The quietly surprising takeaway is that this isn't an abstract philosophy debate anymore — it's measurable. We can watch a boundary move on an EEG as someone offloads to AI, prove mathematically that an environment has been pulled into an agent's cognition, and test whether a model's reasoning steps are actually integrated with its answers or just decorative. If you want the methodological lens for asking these questions rigorously, Marr's three levels of analysis are pitched as exactly that toolkit Can cognitive science methods unlock how LLMs actually work?.
Sources 8 notes
Neuroscience evidence shows next-token prediction produces formal linguistic competence but not functional competence, because functional understanding requires integration of diverse brain networks beyond language circuits that the prediction objective never activates.
Mathematical proof shows that environmental artifacts reduce information needed to represent history in RL agents. Path-following agents naturally develop memory-like behavior through standard reward optimization, satisfying situated cognition criteria without explicit memory objectives.

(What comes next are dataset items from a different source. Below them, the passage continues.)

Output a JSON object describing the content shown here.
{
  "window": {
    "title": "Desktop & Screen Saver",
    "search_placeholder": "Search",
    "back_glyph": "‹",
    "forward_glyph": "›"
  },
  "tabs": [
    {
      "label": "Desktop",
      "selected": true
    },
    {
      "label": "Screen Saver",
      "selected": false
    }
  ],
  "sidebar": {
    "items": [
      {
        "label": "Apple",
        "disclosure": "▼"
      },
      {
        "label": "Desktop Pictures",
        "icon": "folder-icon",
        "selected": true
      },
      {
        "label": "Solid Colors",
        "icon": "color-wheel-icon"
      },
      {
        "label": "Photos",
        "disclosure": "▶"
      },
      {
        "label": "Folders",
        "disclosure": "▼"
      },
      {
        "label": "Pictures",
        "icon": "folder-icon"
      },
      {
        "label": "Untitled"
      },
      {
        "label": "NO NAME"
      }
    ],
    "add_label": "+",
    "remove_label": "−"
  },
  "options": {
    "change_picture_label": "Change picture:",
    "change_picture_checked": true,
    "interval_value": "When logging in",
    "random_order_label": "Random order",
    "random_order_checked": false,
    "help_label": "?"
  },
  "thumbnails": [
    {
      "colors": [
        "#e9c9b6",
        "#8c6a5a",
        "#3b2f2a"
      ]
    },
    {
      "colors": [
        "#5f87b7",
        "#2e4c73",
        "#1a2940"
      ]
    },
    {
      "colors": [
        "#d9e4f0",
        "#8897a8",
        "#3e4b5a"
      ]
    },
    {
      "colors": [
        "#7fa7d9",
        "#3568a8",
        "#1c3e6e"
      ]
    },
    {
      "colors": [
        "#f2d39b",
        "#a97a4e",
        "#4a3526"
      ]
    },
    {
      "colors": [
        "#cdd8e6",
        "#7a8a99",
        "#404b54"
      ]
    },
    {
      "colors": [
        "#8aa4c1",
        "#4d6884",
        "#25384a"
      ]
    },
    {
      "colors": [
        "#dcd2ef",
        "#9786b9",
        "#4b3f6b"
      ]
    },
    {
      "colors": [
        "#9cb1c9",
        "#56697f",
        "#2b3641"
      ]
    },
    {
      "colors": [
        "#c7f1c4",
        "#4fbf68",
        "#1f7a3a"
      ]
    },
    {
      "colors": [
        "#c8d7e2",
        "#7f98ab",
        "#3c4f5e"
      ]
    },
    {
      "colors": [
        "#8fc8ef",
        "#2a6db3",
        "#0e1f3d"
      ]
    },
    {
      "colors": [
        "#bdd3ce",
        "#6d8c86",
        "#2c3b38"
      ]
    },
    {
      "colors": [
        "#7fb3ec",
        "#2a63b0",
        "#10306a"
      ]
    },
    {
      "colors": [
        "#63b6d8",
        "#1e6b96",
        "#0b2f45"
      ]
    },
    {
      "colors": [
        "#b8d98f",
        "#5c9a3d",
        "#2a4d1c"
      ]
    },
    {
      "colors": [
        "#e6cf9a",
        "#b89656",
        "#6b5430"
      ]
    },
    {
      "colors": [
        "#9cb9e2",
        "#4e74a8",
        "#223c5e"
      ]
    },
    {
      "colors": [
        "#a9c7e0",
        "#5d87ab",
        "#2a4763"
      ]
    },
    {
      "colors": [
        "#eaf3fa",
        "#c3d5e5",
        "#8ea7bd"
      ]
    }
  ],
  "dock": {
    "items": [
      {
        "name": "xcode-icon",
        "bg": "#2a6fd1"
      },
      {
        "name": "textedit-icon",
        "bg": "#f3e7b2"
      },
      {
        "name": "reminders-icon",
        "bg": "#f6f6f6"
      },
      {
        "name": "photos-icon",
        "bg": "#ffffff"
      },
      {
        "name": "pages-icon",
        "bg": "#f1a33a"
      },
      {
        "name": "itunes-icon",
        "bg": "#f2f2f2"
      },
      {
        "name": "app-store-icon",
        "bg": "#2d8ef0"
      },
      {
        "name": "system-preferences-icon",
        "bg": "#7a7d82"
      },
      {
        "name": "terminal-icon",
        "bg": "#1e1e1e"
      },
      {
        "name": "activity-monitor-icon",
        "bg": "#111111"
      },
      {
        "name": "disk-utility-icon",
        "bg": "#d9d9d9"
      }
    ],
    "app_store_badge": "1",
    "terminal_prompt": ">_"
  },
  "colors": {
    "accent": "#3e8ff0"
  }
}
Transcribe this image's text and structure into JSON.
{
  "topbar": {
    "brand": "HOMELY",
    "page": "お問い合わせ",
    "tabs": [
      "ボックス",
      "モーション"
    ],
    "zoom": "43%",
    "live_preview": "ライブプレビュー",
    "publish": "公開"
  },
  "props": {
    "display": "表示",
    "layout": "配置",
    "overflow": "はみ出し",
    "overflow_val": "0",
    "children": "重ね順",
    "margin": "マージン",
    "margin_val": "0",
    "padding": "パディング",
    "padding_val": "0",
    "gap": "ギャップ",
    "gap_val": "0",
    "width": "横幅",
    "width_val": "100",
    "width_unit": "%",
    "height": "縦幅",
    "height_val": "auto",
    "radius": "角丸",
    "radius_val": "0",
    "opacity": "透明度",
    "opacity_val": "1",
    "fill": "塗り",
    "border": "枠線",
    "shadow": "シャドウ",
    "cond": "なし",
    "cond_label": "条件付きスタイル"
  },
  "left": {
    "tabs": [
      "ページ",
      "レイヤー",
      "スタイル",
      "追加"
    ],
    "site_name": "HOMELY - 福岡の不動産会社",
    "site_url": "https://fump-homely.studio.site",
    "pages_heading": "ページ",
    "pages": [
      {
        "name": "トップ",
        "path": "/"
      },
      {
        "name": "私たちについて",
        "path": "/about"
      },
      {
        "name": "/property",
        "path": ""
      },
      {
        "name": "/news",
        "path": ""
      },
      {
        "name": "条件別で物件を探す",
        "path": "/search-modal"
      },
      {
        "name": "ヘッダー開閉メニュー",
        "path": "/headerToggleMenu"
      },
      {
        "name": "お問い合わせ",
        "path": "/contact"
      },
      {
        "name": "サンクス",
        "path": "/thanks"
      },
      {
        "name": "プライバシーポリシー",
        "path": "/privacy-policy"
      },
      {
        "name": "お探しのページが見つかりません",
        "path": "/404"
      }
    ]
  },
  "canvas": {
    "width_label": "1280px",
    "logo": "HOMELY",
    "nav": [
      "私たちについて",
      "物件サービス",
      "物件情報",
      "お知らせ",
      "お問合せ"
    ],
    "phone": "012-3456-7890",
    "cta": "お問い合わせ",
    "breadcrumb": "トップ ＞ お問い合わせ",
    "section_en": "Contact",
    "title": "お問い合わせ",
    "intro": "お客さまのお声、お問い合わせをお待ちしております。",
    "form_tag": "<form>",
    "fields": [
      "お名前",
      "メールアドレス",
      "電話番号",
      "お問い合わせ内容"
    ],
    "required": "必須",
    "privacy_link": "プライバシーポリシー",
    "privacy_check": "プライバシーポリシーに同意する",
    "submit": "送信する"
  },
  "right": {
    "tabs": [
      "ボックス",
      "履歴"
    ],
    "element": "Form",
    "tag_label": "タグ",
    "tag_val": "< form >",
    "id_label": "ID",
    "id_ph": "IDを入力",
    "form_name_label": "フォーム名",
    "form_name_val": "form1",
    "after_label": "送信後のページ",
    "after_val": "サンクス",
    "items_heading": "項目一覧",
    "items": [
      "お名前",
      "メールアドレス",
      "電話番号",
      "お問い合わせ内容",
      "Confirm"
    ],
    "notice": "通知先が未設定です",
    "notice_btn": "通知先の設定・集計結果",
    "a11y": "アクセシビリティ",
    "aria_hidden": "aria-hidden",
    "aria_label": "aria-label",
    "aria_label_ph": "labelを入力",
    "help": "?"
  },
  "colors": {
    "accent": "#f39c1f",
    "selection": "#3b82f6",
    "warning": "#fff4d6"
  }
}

A four-month EEG study of 54 participants found that brain connectivity systematically scaled down with AI reliance—LLM users showed weakest neural engagement, poorest memory retention, and impaired ability to recall their own recent work.
Modular architectures with separate decomposer and solver models outperform monolithic LLMs, with decomposition ability transferring across domains while solving ability does not. The separation prevents planning-execution interference and produces more generalizable skills.
Three faithfulness tests show fine-tuned models generate reasoning chains that less reliably influence final outputs. Early termination, paraphrasing, and filler substitution all produce invariant answers more often after fine-tuning, suggesting reasoning becomes performative rather than functional.
Memory-Amortized Inference proposes intelligence arises from structured reuse of prior inference paths over topological memory, inverting RL's reward-forward logic into cause-backward reconstruction. This duality explains energy efficiency and suggests memory trajectories form the substrate of adaptive thought.
Causal belief networks excel at modeling causal reasoning but cannot represent associative links, analogical mappings, or emotion-driven belief shifts. The GenMinds framework itself acknowledges this as a tractable starting point rather than a complete theory.
Cognitive science's 70-year toolkit of behavioral probes, causal interventions, and representational analysis transfers directly to LLM interpretation. Marr's computational, algorithmic, and implementation levels reframe the problem structurally and enable layered rather than monolithic explanation.